Dafür hagelte es in sozialen Netzwerken Kritik. Journalist Julius Betscka vom "Tagesspiegel" kommentierte etwa: "Wenn du bei der Frage, ob ein schwuler Kanzler für dich okay wäre, nach Deinem antrainierten 'Geht niemanden was an' sofort an Pädophilie denken musst, denkst du leider komplett homophob."
Sogar die Lesben und Schwulen in der Union (LSU), die sonst eher zurückhaltend bei der Kritik von Parteifreunden sind, zeigten sich empört: Die LSU arbeitet seit ihrer Gründung gemeinsam mit vielen anderen Menschen in diesem Land hart daran, den immer wieder hergestellten, aber nicht vorhandenen Zusammenhang zwischen Homosexualität und Pädophilie aus den Köpfen zu bekommen", so LSU-Bundeschef Alexander Vogt. "Darum bin ich maßlos darüber verärgert, dass Herr Merz diese beiden Begriffe öffentlich und ohne Not miteinander verknüpft hat. Das war heute früh wie eine kalte Dusche für uns."
Empörung kommt auch aus den Oppositionsparteien: "Nichts Neues bei Ex-Blackrock-Bonze Merz", so kommentierte Daniel Bache, der Bundessprecher von Die Linke.queer die Äußerung. Merz sei mit seiner Homophobie ein "Wiederholungstäter". Das grüne Bundesvorstandsmitglied Jamila Schäfer twitterte: "Hier wird Homosexualität in Zusammenhang mit Kindesmissbrauch erwähnt. Ressentiments, die in den 1980er Jahren weit verbreitet waren, sind in Friedrich Merz' Kopf auch 2020 noch weit verbreitet. Gruselig!"
Am weitesten ging die Kritik des bayerischen FDP-Fraktionschefs Martin Hagen, der in zwei Tweets einen Bezug zwischen Homophobie und Antisemitismus herstellte: "Dass Schwule eine latente Gefahr für Kinder darstellen, gehört zu den besonders bösartigen homophoben Erzählungen. […] Man stelle sich vor, ein Politiker würde gefragt, ob er Probleme mit einem jüdischen Kanzler hätte, und die Antwort wäre: 'Religion ist Privatsache. Solange die Person keine Brunnen vergiftet – an der Stelle ist für mich eine Grenze erreicht.'"

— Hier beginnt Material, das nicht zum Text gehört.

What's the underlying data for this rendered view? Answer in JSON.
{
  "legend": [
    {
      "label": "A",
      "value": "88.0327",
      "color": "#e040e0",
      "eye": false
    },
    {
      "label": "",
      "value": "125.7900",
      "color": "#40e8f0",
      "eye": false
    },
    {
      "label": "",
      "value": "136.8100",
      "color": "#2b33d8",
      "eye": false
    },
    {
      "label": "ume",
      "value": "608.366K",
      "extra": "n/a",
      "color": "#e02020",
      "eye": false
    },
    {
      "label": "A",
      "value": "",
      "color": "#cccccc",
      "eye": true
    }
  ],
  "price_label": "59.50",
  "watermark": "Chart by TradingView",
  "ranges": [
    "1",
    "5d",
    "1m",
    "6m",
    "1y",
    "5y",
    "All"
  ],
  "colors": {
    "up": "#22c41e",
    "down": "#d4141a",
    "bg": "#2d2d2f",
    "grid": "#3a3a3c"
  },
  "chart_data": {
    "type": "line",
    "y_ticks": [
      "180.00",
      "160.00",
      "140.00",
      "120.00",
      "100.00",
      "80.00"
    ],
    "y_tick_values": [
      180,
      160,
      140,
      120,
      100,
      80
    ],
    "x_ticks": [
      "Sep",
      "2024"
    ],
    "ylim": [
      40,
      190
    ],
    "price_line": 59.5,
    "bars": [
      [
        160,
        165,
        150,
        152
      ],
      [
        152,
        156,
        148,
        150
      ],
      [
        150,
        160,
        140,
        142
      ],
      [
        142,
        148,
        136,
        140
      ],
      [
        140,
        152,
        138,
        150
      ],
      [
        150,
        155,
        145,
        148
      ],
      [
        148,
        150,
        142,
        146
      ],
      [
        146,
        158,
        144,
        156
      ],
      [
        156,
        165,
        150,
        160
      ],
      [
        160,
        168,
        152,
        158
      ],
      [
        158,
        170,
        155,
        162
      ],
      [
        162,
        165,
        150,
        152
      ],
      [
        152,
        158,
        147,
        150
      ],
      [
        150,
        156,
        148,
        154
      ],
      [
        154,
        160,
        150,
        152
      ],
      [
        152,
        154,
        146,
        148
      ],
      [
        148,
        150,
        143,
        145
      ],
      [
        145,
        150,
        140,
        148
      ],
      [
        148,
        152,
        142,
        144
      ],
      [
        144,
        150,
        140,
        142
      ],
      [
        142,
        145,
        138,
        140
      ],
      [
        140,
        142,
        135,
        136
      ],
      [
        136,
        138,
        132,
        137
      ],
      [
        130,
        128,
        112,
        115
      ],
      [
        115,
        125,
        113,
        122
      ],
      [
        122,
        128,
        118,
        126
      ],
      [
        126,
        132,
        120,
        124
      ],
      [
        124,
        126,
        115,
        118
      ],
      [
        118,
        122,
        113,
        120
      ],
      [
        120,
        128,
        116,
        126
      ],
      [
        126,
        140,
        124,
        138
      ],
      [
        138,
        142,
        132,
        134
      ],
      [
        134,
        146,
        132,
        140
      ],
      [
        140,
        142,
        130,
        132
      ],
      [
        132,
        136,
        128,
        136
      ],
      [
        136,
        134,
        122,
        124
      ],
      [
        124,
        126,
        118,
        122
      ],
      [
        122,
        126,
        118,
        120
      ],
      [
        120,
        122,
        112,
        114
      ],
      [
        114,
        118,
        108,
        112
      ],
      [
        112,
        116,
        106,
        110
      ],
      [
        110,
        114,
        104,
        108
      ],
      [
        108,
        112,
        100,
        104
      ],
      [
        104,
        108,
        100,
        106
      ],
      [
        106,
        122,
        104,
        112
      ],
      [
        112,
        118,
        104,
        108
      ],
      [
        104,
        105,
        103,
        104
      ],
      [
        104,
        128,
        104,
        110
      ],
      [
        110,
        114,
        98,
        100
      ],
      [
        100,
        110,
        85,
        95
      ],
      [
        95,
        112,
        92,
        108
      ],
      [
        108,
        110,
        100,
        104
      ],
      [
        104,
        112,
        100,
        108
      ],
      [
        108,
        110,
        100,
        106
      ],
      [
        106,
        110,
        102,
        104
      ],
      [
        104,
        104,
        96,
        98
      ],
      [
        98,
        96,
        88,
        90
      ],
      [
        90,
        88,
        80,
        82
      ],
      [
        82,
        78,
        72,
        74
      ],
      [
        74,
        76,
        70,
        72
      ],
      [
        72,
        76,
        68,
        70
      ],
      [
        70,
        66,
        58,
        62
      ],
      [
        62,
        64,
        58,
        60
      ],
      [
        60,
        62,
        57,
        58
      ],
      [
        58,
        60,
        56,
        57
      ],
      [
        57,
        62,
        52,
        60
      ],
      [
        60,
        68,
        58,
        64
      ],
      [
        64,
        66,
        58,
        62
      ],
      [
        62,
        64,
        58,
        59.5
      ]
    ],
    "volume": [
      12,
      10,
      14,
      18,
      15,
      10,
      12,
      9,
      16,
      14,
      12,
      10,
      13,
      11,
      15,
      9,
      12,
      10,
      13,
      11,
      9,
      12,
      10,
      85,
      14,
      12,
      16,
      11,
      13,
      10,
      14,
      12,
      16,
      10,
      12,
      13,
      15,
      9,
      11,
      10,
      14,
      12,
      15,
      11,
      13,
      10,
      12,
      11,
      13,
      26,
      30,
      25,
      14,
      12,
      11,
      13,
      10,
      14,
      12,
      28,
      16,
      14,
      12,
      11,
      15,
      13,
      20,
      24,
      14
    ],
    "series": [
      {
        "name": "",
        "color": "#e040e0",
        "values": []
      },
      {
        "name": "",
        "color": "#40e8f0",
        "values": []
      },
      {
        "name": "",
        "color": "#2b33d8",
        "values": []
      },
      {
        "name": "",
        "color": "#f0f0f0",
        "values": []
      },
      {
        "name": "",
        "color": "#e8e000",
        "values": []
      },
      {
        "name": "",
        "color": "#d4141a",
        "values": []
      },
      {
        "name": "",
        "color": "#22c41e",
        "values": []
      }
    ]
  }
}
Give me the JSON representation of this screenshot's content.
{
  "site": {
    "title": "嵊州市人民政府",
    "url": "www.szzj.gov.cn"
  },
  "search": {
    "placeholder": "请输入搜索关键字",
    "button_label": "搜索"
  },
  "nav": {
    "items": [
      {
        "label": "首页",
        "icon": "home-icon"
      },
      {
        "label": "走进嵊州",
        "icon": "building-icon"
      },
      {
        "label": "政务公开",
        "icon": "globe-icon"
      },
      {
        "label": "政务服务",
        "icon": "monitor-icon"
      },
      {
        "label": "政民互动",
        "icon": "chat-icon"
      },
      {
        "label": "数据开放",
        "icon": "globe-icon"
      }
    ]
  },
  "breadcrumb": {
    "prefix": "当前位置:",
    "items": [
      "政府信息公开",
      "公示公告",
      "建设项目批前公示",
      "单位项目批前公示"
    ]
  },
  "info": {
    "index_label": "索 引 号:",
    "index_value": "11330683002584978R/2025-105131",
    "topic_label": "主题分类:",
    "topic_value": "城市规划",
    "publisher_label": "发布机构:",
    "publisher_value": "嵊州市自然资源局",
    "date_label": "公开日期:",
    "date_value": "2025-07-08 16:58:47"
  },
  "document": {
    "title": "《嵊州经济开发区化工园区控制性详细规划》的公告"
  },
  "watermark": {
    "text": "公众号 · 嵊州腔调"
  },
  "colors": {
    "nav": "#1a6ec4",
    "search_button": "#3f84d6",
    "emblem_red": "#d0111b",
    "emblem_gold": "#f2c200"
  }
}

Merz-Pressesprecher weist Vorwürfe zurück
Merz' Pressesprecher Armin Peter wies die Anschuldigungen jedoch empört zurück: "Diese Behauptung ist bösartig und schlicht falsch", erklärte er am Montagmorgen auf Twitter. "Friedrich #Merz hat gesagt: 'Die sexuelle Orientierung geht die Öffentlichkeit nichts an, solange sie sich im Rahmen der Gesetze bewegt und solange es nicht Kinder betrifft'. Das gilt also für Heteros, Homos und alle anderen."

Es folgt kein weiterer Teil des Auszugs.